Le cas français n'est pas le mieux documenté. Les recherches n'ont pas beaucoup progressé depuis la publication en 1968 de la thèse de Robert Mandrou, plus centrée sur la psychologie des juges que sur celle des accusés de sorcellerie. La grande modération du parlement de Paris en ce domaine est à noter : dans son ressort, qui couvre la moitié du royaume, il a reçu en appel 1 254 cas entre 1540 et 1670 mais n'a entériné la sentence de mort que pour 115 suspects, soit 9 % du total. Les chiffres sont à comparer aux 22 500 bûchers de sorcellerie probablement allumés dans l'ensemble du Saint Empire, à peu près deux fois plus peuplé que les territoires contrôlés en appel par le parlement de Paris. La différence est tellement saisissante qu'elle invite à parler de grande clémence dans la partie centrale du royaume de France. La seule véritable période répressive - de 1580 à 1625 - est marquée par moins d'une centaine de bûchers de sorcellerie pour un ressort peuplé de près de dix millions d'habitants. Les décisions de relaxe pure et simple concernent par la suite plus de la moitié des accusés.

Les périphéries du royaume sont encore plus mal connues. Il est cependant possible de distinguer trois grandes régions. Sur les territoires qui dépendent du parlement de Paris, les sorcières sont traitées avec beaucoup de clémence, malgré de rares poussées fiévreuses ne dépassant généralement pas quelques dizaines de cas. Les provinces occidentales et méridionales semblent relever du même modèle, avec quelques variantes, notamment plus de sévérité répressive en Normandie. Enfin, une troisième zone de l'Hexagone actuel, le nord et le nord-est, connaît une répression beaucoup plus vive et plus ample. Cependant, ces provinces ne sont pas françaises au moment du paroxysme des procès de sorcellerie : l'Artois n'est rattaché au royaume qu'en 1640-1659, la Flandre et le Hainaut en 1668-1678, la Franche-Comté en 1678, tandis que la Lorraine constitue un duché indépendant, acquis seulement en 1766. L'arc des persécutions, qui court de la Suisse aux Pays-Bas, recouvre des territoires appartenant à l'Espagne de la Contre-Réforme ou à ses alliés, au contact de zones du Saint Empire où la chasse aux sorcières fait rage.

Une dernière vague de procès touche la France entre 1640 et 1680. Vers 1644-1645, une crise concerne surtout la Champagne, la Bourgogne, le Languedoc, Poitiers et le Bordelais. Elle est suivie d'une longue période d'apaisement jusqu'en 1670, qui exclut toutefois le Vivarais, gagné par la persécution vers 1650. Il est difficile de dire si le silence des sources correspond à la réalité ou si le manque de recherches contribue à fausser les perspectives. À partir de 1670, les bûchers flambent à nouveau en Normandie, en Béarn et en Guyenne. S'y ajoutent les procès conduits dans des régions devenues françaises depuis peu, Alsace, Flandre et Hainaut.

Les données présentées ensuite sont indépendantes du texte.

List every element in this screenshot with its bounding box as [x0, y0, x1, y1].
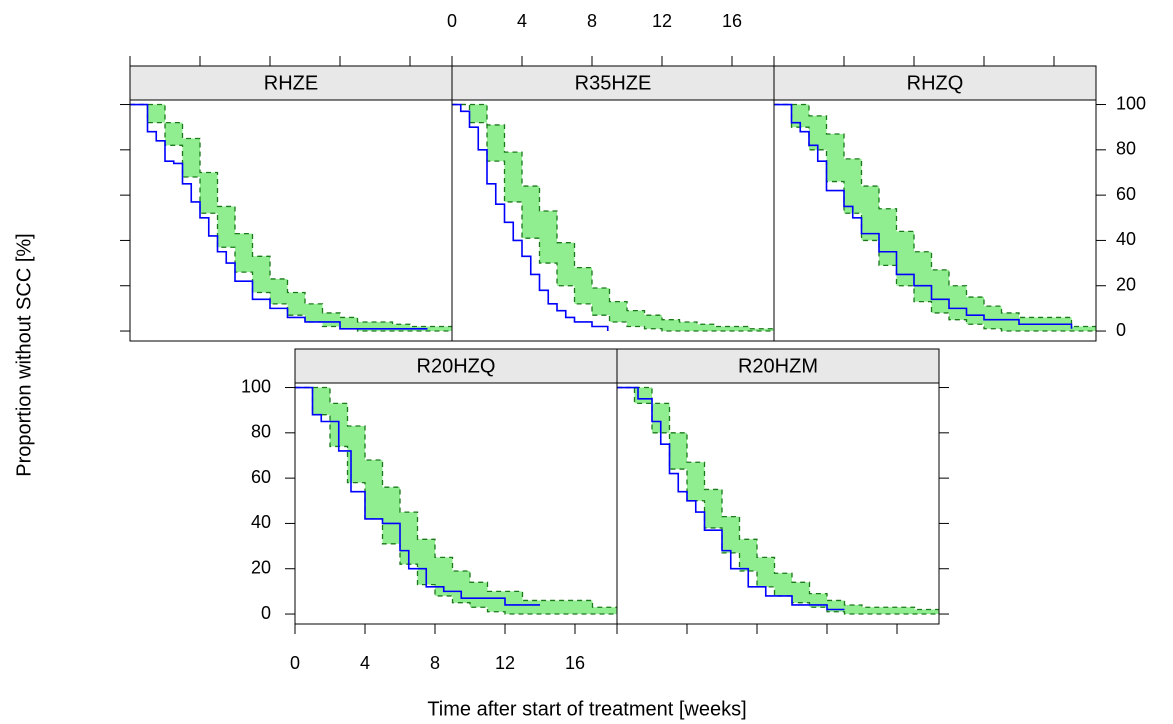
y-tick-label: 60: [251, 467, 271, 487]
y-axis-label: Proportion without SCC [%]: [13, 233, 35, 476]
band-lower: [774, 103, 1096, 332]
panel-plot: [295, 386, 617, 615]
strip: [616, 348, 940, 384]
band-upper: [617, 386, 939, 611]
band-upper: [130, 103, 452, 328]
y-tick-label: 20: [251, 557, 271, 577]
band-lower: [130, 103, 452, 332]
km-curve: [130, 103, 428, 330]
panel-title: R20HZM: [738, 355, 818, 377]
panel-title: RHZE: [264, 72, 318, 94]
y-tick-label: 80: [251, 422, 271, 442]
panel-plot: [130, 103, 452, 332]
panel-frame: [773, 99, 1097, 342]
x-tick-label: 12: [652, 11, 672, 31]
prediction-band: [774, 104, 1096, 332]
band-upper: [452, 103, 774, 330]
x-tick-label: 8: [430, 653, 440, 673]
panel-title: R20HZQ: [417, 355, 496, 377]
x-tick-label: 4: [517, 11, 527, 31]
strip: [129, 65, 453, 101]
y-tick-label: 100: [1116, 93, 1146, 113]
y-tick-label: 100: [241, 376, 271, 396]
band-lower: [617, 386, 939, 615]
prediction-band: [452, 104, 774, 332]
panel-title: RHZQ: [907, 72, 964, 94]
y-tick-label: 40: [1116, 229, 1136, 249]
x-tick-label: 16: [722, 11, 742, 31]
km-curve: [452, 103, 609, 332]
band-lower: [295, 386, 617, 615]
x-tick-label: 16: [565, 653, 585, 673]
prediction-band: [130, 104, 452, 332]
x-axis-label: Time after start of treatment [weeks]: [427, 698, 746, 720]
strip: [773, 65, 1097, 101]
x-tick-label: 8: [587, 11, 597, 31]
prediction-band: [295, 387, 617, 615]
prediction-band: [617, 387, 939, 615]
strip: [294, 348, 618, 384]
x-tick-label: 12: [495, 653, 515, 673]
y-tick-label: 20: [1116, 274, 1136, 294]
panel-plot: [452, 103, 774, 332]
km-curve: [295, 386, 540, 606]
km-curve: [774, 103, 1073, 329]
x-tick-label: 0: [447, 11, 457, 31]
panel-title: R35HZE: [575, 72, 652, 94]
y-tick-label: 0: [261, 603, 271, 623]
panel-frame: [616, 382, 940, 625]
band-lower: [452, 103, 774, 332]
band-upper: [295, 386, 617, 608]
km-curve: [617, 386, 845, 611]
x-tick-label: 0: [290, 653, 300, 673]
y-tick-label: 40: [251, 512, 271, 532]
panel-plot: [617, 386, 939, 615]
x-tick-label: 4: [360, 653, 370, 673]
panel-plot: [774, 103, 1096, 332]
y-tick-label: 0: [1116, 320, 1126, 340]
y-tick-label: 60: [1116, 184, 1136, 204]
y-tick-label: 80: [1116, 139, 1136, 159]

Au total, le royaume de France dans ses frontières des années 1560-1630 n'est que très peu concerné par la chasse aux sorcières. On compte environ 200 bûchers pour l'ensemble des territoires du ressort des parlements de Paris, de Rouen et d'Aix-en-Provence, où vit alors largement plus de la moitié des Français. La Normandie fait figure de zone un peu plus sensible dans une France occidentale peu portée à de telles poursuites, où la Bretagne ne semble pas du tout touchée par la vague répressive. Les choses changent complètement vers l'est, au-delà des frontières de l'époque : en effet, dans les régions appelées à devenir françaises, on compte 900 bûchers attestés, auxquels s'ajoutent 1 600 à 2 400 autres en Lorraine, selon des estimations à vérifier.

La France ne connaît guère d'« épidémies » de sorcellerie qui se propagent avec rapidité de village en village. Le nombre modéré des poursuites témoigne de ce fait. Seules quelques régions enregistrent de tels phénomènes. Les Ardennes, qui relèvent du parlement de Paris, voient ainsi éclater des paniques en divers lieux. Les juges supérieurs enrayent souvent le mouvement en sévissant contre les meneurs qui ont baigné une sorcière pour obtenir la preuve par l'eau. En général, la persécution s'éteint vite, faute de véritables incitations sur place.